Conveyancing solicitors have implied and ostensible authority to effect an exchange of contracts by such method as they see fit (Templeman L.J. at 563):

‘Exchange by telephone, it seems to me, eliminates, or at any rate substantially reduces, the danger that any client will lose a bargain or be left without a home. Exchange by telephone can only take place after both vendor and purchaser sign contracts in identical form (subject to the question of rectification, which can apply to any contract) so that there is no doubt about the terms of the contract. Exchange by telephone can only take place when a contract signed by a client is in the physical possession of his own solicitor or in the possession of the solicitor on the other side who has agreed to hold that part to the order of the despatching solicitor … [I]f two solicitors exchange by telephone, they should then and there agree and record identical attendance notes.’ (Templeman LJ at 564)

The part of the contract signed by S had an extra clause (with the agreed apportionment of the price between the house and certain fittings). This did not prevent an exchange in this case since there was no doubt that the apportionment had been agreed and Buckley LJ would have been prepared to order rectification if need be (559).
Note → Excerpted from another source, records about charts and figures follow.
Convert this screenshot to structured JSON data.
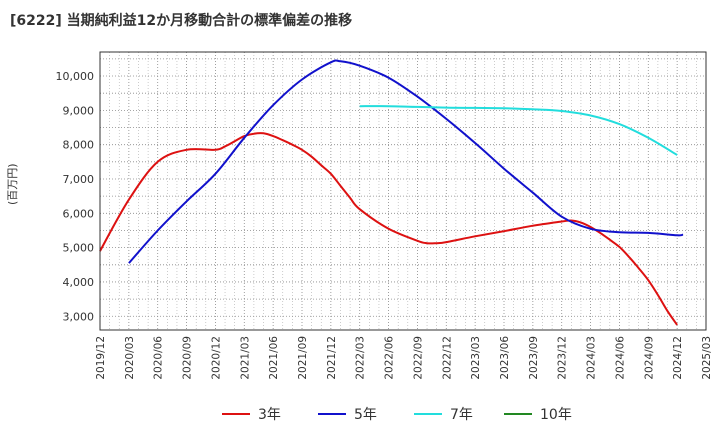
{
  "title": "[6222]  当期純利益12か月移動合計の標準偏差の推移",
  "ylabel": "(百万円)",
  "chart_data": {
    "type": "line",
    "title": "[6222]  当期純利益12か月移動合計の標準偏差の推移",
    "ylabel": "(百万円)",
    "xlabel": "",
    "ylim": [
      2600,
      10700
    ],
    "y_ticks": [
      3000,
      4000,
      5000,
      6000,
      7000,
      8000,
      9000,
      10000
    ],
    "y_tick_labels": [
      "3,000",
      "4,000",
      "5,000",
      "6,000",
      "7,000",
      "8,000",
      "9,000",
      "10,000"
    ],
    "x_tick_labels": [
      "2019/12",
      "2020/03",
      "2020/06",
      "2020/09",
      "2020/12",
      "2021/03",
      "2021/06",
      "2021/09",
      "2021/12",
      "2022/03",
      "2022/06",
      "2022/09",
      "2022/12",
      "2023/03",
      "2023/06",
      "2023/09",
      "2023/12",
      "2024/03",
      "2024/06",
      "2024/09",
      "2024/12",
      "2025/03"
    ],
    "grid": true,
    "legend_position": "bottom",
    "series": [
      {
        "name": "3年",
        "color": "#dd1111",
        "x": [
          "2019/12",
          "2020/03",
          "2020/06",
          "2020/09",
          "2020/12",
          "2021/01",
          "2021/02",
          "2021/03",
          "2021/04",
          "2021/05",
          "2021/06",
          "2021/07",
          "2021/08",
          "2021/09",
          "2021/10",
          "2021/11",
          "2021/12",
          "2022/01",
          "2022/02",
          "2022/03",
          "2022/06",
          "2022/09",
          "2022/10",
          "2022/11",
          "2022/12",
          "2023/03",
          "2023/06",
          "2023/09",
          "2023/12",
          "2024/01",
          "2024/02",
          "2024/03",
          "2024/04",
          "2024/05",
          "2024/06",
          "2024/07",
          "2024/08",
          "2024/09",
          "2024/10",
          "2024/11",
          "2024/12"
        ],
        "values": [
          4900,
          6400,
          7500,
          7850,
          7850,
          7950,
          8100,
          8250,
          8320,
          8330,
          8250,
          8130,
          8000,
          7850,
          7650,
          7400,
          7150,
          6800,
          6450,
          6120,
          5550,
          5200,
          5130,
          5130,
          5160,
          5330,
          5480,
          5640,
          5760,
          5790,
          5730,
          5600,
          5430,
          5230,
          5020,
          4730,
          4400,
          4050,
          3620,
          3150,
          2750
        ]
      },
      {
        "name": "5年",
        "color": "#1111cc",
        "x": [
          "2020/03",
          "2020/06",
          "2020/09",
          "2020/12",
          "2021/03",
          "2021/06",
          "2021/09",
          "2021/12",
          "2022/01",
          "2022/03",
          "2022/06",
          "2022/09",
          "2022/12",
          "2023/03",
          "2023/06",
          "2023/09",
          "2023/12",
          "2024/03",
          "2024/06",
          "2024/09",
          "2024/12",
          "2024/12b"
        ],
        "values": [
          4550,
          5500,
          6350,
          7150,
          8200,
          9150,
          9900,
          10400,
          10430,
          10300,
          9950,
          9400,
          8750,
          8050,
          7300,
          6600,
          5900,
          5550,
          5450,
          5430,
          5360,
          5380
        ]
      },
      {
        "name": "7年",
        "color": "#22dddd",
        "x": [
          "2022/03",
          "2022/06",
          "2022/09",
          "2022/12",
          "2023/03",
          "2023/06",
          "2023/09",
          "2023/12",
          "2024/03",
          "2024/06",
          "2024/09",
          "2024/12"
        ],
        "values": [
          9120,
          9120,
          9100,
          9080,
          9070,
          9060,
          9030,
          8980,
          8850,
          8600,
          8200,
          7700
        ]
      },
      {
        "name": "10年",
        "color": "#228822",
        "x": [],
        "values": []
      }
    ]
  }
}
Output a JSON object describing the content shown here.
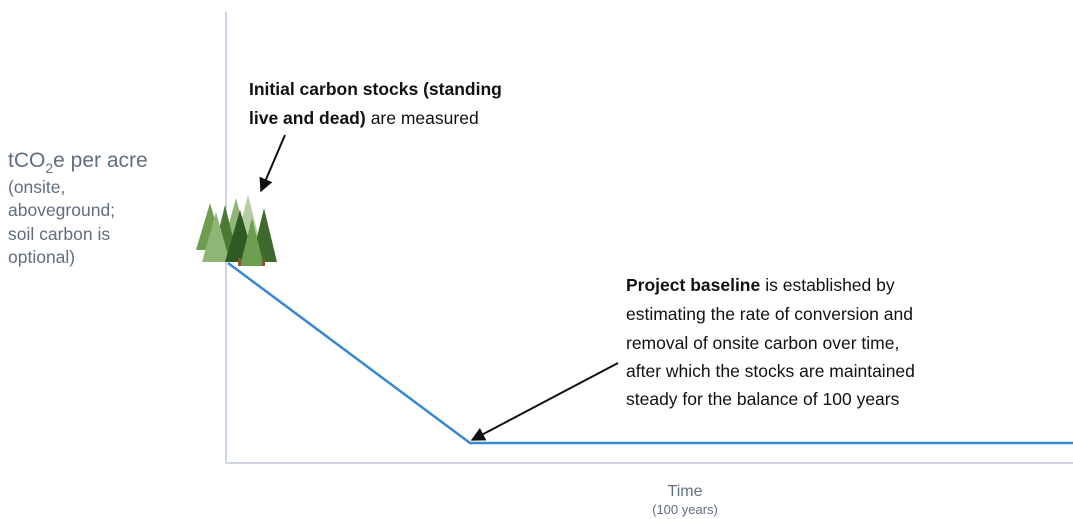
{
  "y_axis": {
    "label_main": "tCO",
    "label_sub": "2",
    "label_end": "e per acre",
    "note_lines": [
      "(onsite,",
      "aboveground;",
      "soil carbon is",
      "optional)"
    ]
  },
  "x_axis": {
    "label": "Time",
    "note": "(100 years)"
  },
  "annotations": [
    {
      "bold_lines": [
        "Initial carbon stocks (standing",
        "live and dead)"
      ],
      "rest": "are measured"
    },
    {
      "bold": "Project baseline",
      "rest": "is established by",
      "lines": [
        "estimating the rate of conversion and",
        "removal of onsite carbon over time,",
        "after which the stocks are maintained",
        "steady for the balance of 100 years"
      ]
    }
  ]
}
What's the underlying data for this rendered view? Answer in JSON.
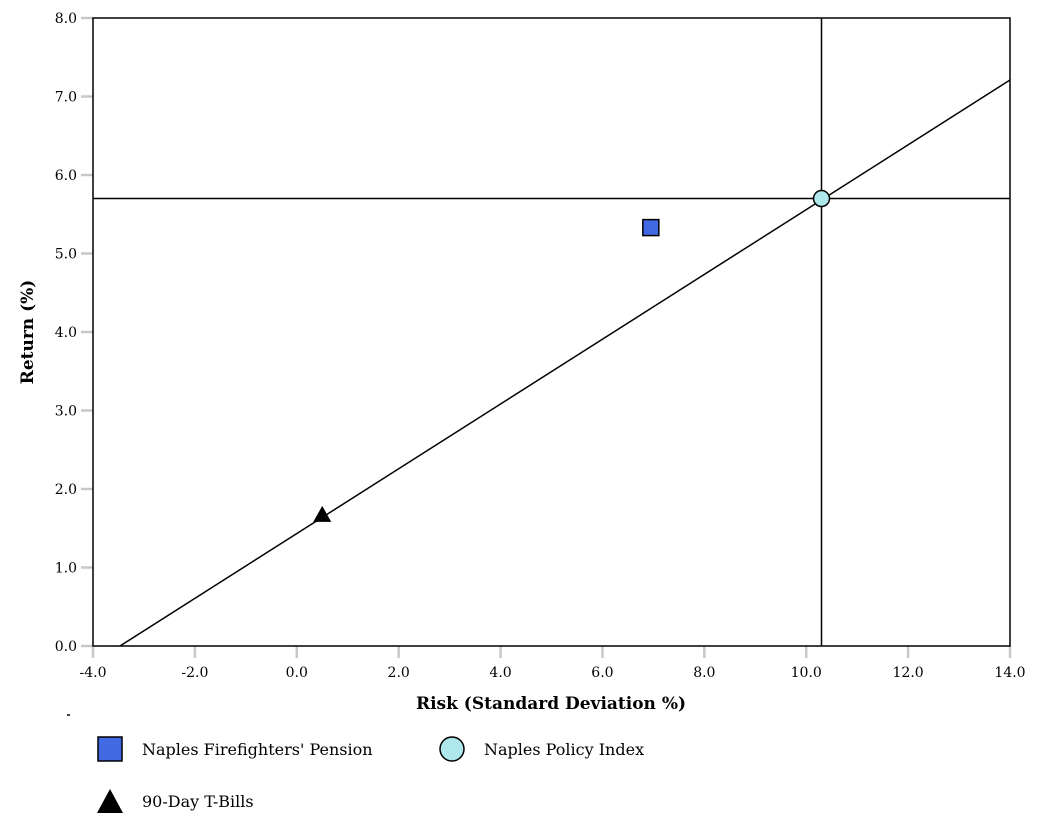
{
  "chart_data": {
    "type": "scatter",
    "xlabel": "Risk (Standard Deviation %)",
    "ylabel": "Return (%)",
    "xlim": [
      -4.0,
      14.0
    ],
    "ylim": [
      0.0,
      8.0
    ],
    "x_ticks": [
      "-4.0",
      "-2.0",
      "0.0",
      "2.0",
      "4.0",
      "6.0",
      "8.0",
      "10.0",
      "12.0",
      "14.0"
    ],
    "y_ticks": [
      "0.0",
      "1.0",
      "2.0",
      "3.0",
      "4.0",
      "5.0",
      "6.0",
      "7.0",
      "8.0"
    ],
    "points": [
      {
        "name": "Naples Firefighters' Pension",
        "x": 6.95,
        "y": 5.33,
        "marker": "square",
        "color": "#4169e1"
      },
      {
        "name": "Naples Policy Index",
        "x": 10.3,
        "y": 5.7,
        "marker": "circle",
        "color": "#aee8ec"
      },
      {
        "name": "90-Day T-Bills",
        "x": 0.5,
        "y": 1.67,
        "marker": "triangle",
        "color": "#000000"
      }
    ],
    "reference_lines": {
      "horizontal_y": 5.7,
      "vertical_x": 10.3,
      "capital_market_line": [
        {
          "x": -3.47,
          "y": 0.0
        },
        {
          "x": 14.0,
          "y": 7.21
        }
      ]
    },
    "grid": false,
    "legend_position": "bottom"
  },
  "legend": [
    {
      "label": "Naples Firefighters' Pension",
      "icon": "blue-square-icon"
    },
    {
      "label": "Naples Policy Index",
      "icon": "teal-circle-icon"
    },
    {
      "label": "90-Day T-Bills",
      "icon": "black-triangle-icon"
    }
  ]
}
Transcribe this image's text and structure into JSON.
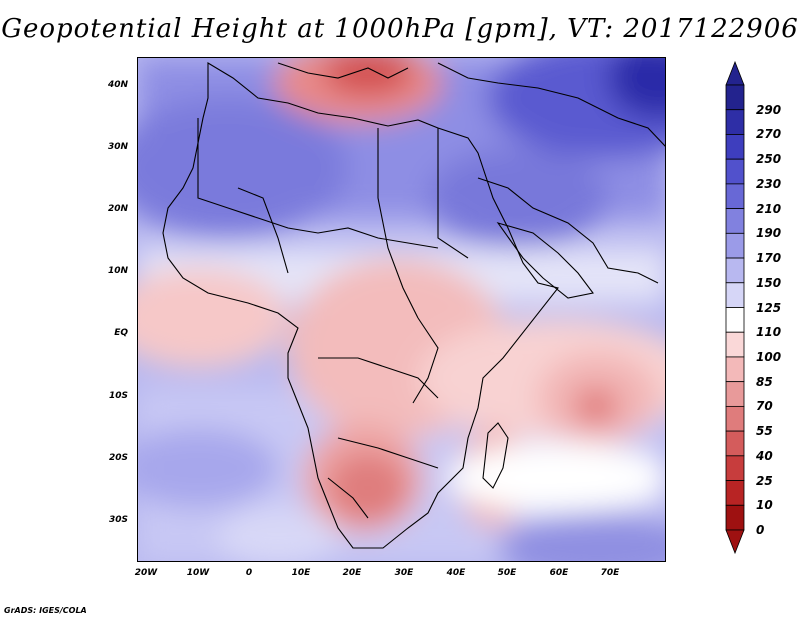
{
  "title": "Geopotential Height at 1000hPa [gpm], VT: 2017122906",
  "footer": "GrADS: IGES/COLA",
  "lat_labels": [
    "40N",
    "30N",
    "20N",
    "10N",
    "EQ",
    "10S",
    "20S",
    "30S"
  ],
  "lon_labels": [
    "20W",
    "10W",
    "0",
    "10E",
    "20E",
    "30E",
    "40E",
    "50E",
    "60E",
    "70E"
  ],
  "colorbar": {
    "levels": [
      "290",
      "270",
      "250",
      "230",
      "210",
      "190",
      "170",
      "150",
      "125",
      "110",
      "100",
      "85",
      "70",
      "55",
      "40",
      "25",
      "10",
      "0"
    ],
    "colors": [
      "#23238e",
      "#2e2ea6",
      "#3e3ebe",
      "#5151cc",
      "#6868d6",
      "#8181df",
      "#9b9be8",
      "#b8b8f0",
      "#d6d6f7",
      "#ffffff",
      "#fad8d8",
      "#f3b9b9",
      "#e89a9a",
      "#df7c7c",
      "#d45c5c",
      "#c73d3d",
      "#b82424",
      "#9e1111"
    ]
  }
}
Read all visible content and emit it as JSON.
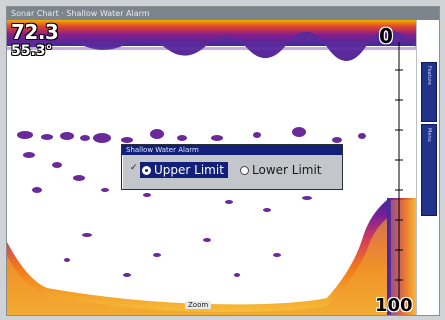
{
  "titlebar": {
    "text": "Sonar Chart · Shallow Water Alarm"
  },
  "readouts": {
    "depth": "72.3",
    "temp": "55.3°"
  },
  "scale": {
    "top": "0",
    "bottom": "100"
  },
  "dialog": {
    "title": "Shallow Water Alarm",
    "options": [
      {
        "label": "Upper Limit",
        "selected": true
      },
      {
        "label": "Lower Limit",
        "selected": false
      }
    ]
  },
  "bottom_label": "Zoom",
  "side_panel": {
    "labels": [
      "Feature",
      "Menu"
    ]
  },
  "colors": {
    "surface": "#6a2a8a",
    "bottom_hot": "#ff8c1a",
    "bottom_mid": "#d23c5a",
    "bottom_cool": "#4a2fb0",
    "dialog_title": "#12207a"
  }
}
Agent’s authority: limited to open contract?

December 2, 2011

In Wisecal Ltd v Conwell International Ltd ([2011] 4 HKLRD 275, CA) C was a company that owned a flat. C’s sole director and shareholder (its alter ego) gave F authority to sell the flat at an agreed price. C then refused to complete the sale. W (the purchaser) sought damages from C (or from F if F had acted without authority). At first instance, it was decided that F had had authority to sign a contract. F was nevertheless found to be liable because he had not been given specific authority to enter into a contract in the form used (containing, for example, the usual liquidated damages clauses). On appeal, F pointed out that C had not pleaded this point and it had been raised by the judge in the course of final submissions. If C had intended to argue that, were it to be held that F had authority, then that authority did not extend to those particular clauses then that should have been included in its pleadings. It was not. F’s appeal was allowed. C was ordered to pay the damages to W. The Court of Appeal seemed to doubt that C would have succeeded even had it pleaded that F had no authority to sign up to these standard contract terms.

No contract where the auctioneer’s authority has been revoked

March 9, 2011

An auctioneer can only create a binding contract for the sale of land where he has the actual authority of the seller.

In Hoie Sook Fong v Ismail Halima ([2008] HKEC 2213) the owner of a flat arranged for it to be sold at auction. She revoked the auctioneer’s authority before the auction. Despite that, the property was offered for sale and there was a successful bid. The flat owner refused to complete the sale. It was held that there was no binding contract since the auctioneer’s authority had been revoked and auctioneers need actual authority if they are to bind the principal. The auctioneers were liable to the successful bidder for breach of warranty of authority.